Led by women and men who have survived and now fight against sexual violence and forced labor, the Coalition of Immokalee Workers (CIW) is an internationally-recognized human rights organization with over 20 years of experience combatting some of the worst abuses faced in U.S. agriculture.  The CIW Women's Group is one of the organization's most instrumental leadership bodies, a group of farmworker women who educate and mobilize for change within the farmworker communities of Florida as well as in cities from coast to coast with consumers.

In 2011, the CIW created the Fair Food Program to guarantee dignity and better wages through a new model of social responsibility. The Program, a unique partnership among farmers, farmworkers, and retail food companies, allows workers to be the frontline monitors of their own rights without fear of retaliation. Through the Fair Food Program, the CIW has brought dignity and respect to the more than 35,000 workers who are protected under the FFP each year.  The Fair Food Program currently covers 90% of the Florida tomato industry as well as tomato farms in Georgia, North Carolina, South Carolina, Virginia, Maryland and New Jersey.
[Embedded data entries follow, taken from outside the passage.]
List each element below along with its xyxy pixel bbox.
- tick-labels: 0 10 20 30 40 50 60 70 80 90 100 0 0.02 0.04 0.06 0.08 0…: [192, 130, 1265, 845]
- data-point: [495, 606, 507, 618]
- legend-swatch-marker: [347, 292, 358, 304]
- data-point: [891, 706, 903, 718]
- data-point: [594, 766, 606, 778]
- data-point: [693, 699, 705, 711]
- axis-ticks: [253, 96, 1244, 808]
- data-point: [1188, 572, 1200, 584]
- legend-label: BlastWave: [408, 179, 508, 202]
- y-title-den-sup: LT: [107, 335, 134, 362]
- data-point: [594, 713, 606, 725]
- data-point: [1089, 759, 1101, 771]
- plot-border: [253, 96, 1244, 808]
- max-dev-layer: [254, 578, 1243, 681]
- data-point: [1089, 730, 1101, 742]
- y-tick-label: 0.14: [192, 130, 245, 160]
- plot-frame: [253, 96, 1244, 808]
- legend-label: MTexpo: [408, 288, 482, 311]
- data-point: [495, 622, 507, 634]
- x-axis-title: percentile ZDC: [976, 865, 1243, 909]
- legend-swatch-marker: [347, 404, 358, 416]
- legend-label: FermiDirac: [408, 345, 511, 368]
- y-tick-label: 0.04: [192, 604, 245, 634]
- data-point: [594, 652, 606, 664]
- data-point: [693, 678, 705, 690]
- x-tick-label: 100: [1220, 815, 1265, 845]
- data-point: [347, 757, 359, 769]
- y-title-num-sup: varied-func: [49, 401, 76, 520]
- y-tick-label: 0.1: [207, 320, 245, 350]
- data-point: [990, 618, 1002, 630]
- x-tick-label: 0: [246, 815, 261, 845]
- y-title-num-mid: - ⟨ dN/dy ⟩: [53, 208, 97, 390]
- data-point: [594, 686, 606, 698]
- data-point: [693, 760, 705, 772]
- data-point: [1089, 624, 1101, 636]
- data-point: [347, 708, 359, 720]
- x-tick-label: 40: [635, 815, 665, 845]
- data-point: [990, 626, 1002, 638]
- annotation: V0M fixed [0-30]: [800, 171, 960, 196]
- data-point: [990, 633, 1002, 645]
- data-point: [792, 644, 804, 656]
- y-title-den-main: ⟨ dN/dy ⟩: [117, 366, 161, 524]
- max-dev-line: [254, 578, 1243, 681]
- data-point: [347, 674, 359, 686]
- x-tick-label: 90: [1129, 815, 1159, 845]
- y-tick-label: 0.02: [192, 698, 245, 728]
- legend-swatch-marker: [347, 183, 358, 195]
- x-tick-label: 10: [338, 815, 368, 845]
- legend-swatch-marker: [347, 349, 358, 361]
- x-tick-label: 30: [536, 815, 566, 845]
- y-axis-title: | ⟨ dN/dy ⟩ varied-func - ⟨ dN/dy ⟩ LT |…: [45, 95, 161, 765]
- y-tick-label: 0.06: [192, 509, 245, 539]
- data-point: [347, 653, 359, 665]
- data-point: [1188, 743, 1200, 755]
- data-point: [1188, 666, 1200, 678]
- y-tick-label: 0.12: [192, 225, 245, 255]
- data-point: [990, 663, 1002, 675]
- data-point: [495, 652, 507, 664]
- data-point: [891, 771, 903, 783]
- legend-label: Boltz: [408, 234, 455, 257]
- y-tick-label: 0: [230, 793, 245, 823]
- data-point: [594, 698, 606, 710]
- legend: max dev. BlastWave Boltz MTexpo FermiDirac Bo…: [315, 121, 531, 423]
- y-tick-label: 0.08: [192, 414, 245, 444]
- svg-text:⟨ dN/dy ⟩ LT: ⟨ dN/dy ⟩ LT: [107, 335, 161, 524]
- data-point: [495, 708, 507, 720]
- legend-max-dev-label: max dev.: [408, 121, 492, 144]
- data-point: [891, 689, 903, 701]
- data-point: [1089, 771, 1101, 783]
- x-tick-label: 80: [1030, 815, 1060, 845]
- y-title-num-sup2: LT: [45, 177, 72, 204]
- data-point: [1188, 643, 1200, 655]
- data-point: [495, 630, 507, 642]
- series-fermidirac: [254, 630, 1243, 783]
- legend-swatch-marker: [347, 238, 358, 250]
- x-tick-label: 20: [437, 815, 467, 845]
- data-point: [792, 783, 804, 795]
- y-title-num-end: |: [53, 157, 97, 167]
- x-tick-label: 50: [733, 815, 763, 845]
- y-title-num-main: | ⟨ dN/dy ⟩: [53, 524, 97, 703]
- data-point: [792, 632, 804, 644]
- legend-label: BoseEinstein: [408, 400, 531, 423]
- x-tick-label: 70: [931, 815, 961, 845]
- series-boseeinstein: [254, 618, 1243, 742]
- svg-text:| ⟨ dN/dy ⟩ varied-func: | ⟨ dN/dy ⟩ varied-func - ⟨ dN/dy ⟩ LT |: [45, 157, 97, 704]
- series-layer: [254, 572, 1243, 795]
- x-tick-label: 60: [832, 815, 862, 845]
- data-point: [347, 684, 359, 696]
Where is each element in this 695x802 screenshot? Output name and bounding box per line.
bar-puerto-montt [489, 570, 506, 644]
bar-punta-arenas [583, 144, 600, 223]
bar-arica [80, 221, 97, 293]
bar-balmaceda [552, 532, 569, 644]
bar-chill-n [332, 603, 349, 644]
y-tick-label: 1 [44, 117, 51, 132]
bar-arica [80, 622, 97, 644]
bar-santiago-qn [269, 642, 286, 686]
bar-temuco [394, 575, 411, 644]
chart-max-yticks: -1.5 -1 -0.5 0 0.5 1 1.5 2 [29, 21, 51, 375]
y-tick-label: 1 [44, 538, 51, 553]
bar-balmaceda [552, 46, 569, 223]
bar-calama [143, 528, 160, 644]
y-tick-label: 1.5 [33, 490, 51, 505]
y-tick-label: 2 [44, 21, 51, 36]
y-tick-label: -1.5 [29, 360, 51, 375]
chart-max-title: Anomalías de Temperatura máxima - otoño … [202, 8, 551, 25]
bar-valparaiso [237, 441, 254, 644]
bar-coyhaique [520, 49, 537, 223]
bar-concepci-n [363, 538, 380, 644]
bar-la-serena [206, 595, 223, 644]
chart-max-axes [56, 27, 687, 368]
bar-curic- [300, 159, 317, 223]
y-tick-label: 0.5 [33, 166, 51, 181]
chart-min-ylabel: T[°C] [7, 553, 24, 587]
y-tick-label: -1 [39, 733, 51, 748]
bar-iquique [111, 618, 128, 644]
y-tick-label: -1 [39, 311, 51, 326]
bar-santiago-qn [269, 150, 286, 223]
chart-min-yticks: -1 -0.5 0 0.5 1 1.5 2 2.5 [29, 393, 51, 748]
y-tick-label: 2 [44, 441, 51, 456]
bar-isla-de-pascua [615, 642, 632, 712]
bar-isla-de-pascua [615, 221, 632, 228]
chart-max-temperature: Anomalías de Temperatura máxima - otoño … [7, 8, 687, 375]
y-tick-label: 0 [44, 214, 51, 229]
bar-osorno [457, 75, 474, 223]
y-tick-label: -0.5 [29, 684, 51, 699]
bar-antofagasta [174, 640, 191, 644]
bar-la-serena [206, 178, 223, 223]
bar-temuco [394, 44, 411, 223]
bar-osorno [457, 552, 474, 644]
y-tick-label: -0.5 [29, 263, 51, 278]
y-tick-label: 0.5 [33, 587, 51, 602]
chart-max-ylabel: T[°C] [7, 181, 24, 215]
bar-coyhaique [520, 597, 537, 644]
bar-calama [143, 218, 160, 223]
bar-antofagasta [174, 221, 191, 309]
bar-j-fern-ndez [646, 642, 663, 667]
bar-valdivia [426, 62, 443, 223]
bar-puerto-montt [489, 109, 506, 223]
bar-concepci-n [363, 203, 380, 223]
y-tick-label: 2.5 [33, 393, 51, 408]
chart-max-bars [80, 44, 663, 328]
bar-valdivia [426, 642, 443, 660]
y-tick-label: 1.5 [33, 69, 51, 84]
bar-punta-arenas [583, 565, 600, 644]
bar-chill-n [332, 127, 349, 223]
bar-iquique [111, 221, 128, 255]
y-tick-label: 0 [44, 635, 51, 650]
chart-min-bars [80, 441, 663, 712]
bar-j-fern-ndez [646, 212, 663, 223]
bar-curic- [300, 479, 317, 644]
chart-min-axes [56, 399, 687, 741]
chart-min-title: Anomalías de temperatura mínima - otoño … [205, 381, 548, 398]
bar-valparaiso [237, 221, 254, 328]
The Program has also expanded into Florida strawberries and bell peppers.

The Fair Food Program emerged from the CIW’s successful nationwide Campaign for Fair Food, which educates consumers on the issue of farm labor exploitation – its causes and solutions – and forges alliances between farmworkers and consumers that enlist the market power of major corporate buyers to help end that exploitation.  Since 2001, the campaign has combined creative, on-the-ground actions with cutting edge online organizing to win Fair Food Agreements with fourteen multi-billion dollar food retailers, including Walmart, McDonald’s, Subway, Sodexo and Whole Foods, establishing more humane farm labor standards and fairer wages for farmworkers.

Even with the remarkable change that has taken place in the fields, the CIW continues to work tirelessly to expand the Fair Food Program by bringing in additional retail buyers who seek to use their market power to protect the fundamental human rights of the farmworkers who harvest the nation's food.  Wendy's, for example, has not only refused to join the Fair Food Program (FFP), but has stopped buying tomatoes from Florida since the implementation of the FFP there. Rather than support an industry setting new standards for human rights, Wendy's took its tomato purchases to Mexico, where workers continue to confront wage theft, sexual harassment, child labor, and even slavery without access to protections.